Example Python Snippet
import xgboost as xgb
from sklearn.feature_extraction.text import TfidfVectorizer
from sklearn.model_selection import train_test_split
# Example data preparation
queries = [...]
cpu_labels = [...]
vectorizer = TfidfVectorizer()
X = vectorizer.fit_transform(queries)
X_train, X_test, y_train, y_test = train_test_split(X, cpu_labels, test_size=0.2)
# XGBoost training
model = xgb.XGBClassifier(objective='multi:softmax', num_class=3)
model.fit(X_train, y_train)
This snippet prepares TF-IDF features and trains an XGBoost classifier. Similar steps apply to memory prediction.
How would you handle a highly imbalanced dataset with very few high-CPU queries?
A thorough strategy includes resampling methods, data augmentation, or class weights in model training. Oversampling techniques such as SMOTE or undersampling of the dominant classes can balance the training set. Tree-based models like XGBoost accept scale_pos_weight to mitigate skew. Collecting more samples for rare high-resource queries can also help improve model reliability.
How can you handle real-time inference constraints if model inference time grows under heavy load?
Horizontal scaling addresses sudden spikes by deploying more containers. Model compression, such as knowledge distillation or quantization, reduces model size. Partitioned inference distributes the feature extraction workload. Caching partial results for frequent query patterns also reduces overhead.
What if the queries have frequent changes in syntax or new SQL patterns?
Periodic retraining on the latest logs keeps the model updated. Continuous integration pipelines can trigger model retraining when new patterns are detected. Monitoring precision and recall for newly emerging query patterns flags potential model drift. Online learning or incremental updates can adapt the model on the fly.

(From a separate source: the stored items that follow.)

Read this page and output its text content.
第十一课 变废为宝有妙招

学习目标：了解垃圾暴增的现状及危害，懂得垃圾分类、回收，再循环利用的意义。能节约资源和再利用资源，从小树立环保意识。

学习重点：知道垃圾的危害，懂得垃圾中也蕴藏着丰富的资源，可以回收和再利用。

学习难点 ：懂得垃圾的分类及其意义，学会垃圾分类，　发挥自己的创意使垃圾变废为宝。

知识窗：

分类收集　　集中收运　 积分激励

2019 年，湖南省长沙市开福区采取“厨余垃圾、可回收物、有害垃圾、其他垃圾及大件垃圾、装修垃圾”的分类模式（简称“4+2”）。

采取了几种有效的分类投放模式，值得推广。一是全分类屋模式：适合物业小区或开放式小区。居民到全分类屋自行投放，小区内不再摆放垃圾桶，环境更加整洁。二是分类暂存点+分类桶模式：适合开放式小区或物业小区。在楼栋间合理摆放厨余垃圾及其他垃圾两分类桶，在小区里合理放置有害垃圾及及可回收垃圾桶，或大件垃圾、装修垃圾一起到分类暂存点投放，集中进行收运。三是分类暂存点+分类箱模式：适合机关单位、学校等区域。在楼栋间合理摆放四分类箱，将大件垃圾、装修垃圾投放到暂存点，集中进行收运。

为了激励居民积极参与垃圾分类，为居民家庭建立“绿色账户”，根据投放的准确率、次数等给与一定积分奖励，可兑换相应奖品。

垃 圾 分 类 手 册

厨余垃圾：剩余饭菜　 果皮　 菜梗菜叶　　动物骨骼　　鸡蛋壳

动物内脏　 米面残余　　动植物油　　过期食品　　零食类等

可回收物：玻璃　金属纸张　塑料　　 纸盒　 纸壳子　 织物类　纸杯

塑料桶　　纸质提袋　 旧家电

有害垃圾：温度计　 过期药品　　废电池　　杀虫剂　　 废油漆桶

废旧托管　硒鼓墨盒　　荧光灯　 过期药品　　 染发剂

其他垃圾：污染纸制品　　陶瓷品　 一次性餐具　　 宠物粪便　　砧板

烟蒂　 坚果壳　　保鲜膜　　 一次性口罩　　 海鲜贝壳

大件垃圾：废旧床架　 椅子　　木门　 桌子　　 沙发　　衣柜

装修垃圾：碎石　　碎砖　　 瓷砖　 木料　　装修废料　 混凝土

How do you ensure that the system remains robust to data quality issues?
Regular data validation checks and anomaly detection tools can spot erroneous log records. Alerts for unusual spikes in CPU time or memory consumption help filter out outliers. Automated rollback to an older model version preserves reliability if newly trained models degrade in accuracy.
How do you handle complex queries that touch multiple datasets with varying statistics?
Text-based features capture partial information, but no table metadata is used. This approach remains engine-agnostic and fast to implement. Expanding the feature space with metadata can boost precision but needs additional cost for metadata lookups. The current method strikes a balance between modeling complexity and inference speed.
How would you extend this to forecast actual numeric CPU and memory values instead of categorical labels?
A regression approach can be adopted by replacing classification with a regression objective. The model would output continuous estimates of CPU time or peak memory. Certain hierarchical or multi-stage techniques might first classify queries into categories (low, medium, high) and then run specialized regressors within each category for finer estimates.
How can you generalize this solution to other resource metrics like disk I/O or network usage?
Log data for I/O or network usage can be discretized similarly. The same TF-IDF feature engineering approach can be applied to the SQL statements. Each resource metric becomes a separate classification or regression target. The architecture remains consistent; only the labels and model outputs change.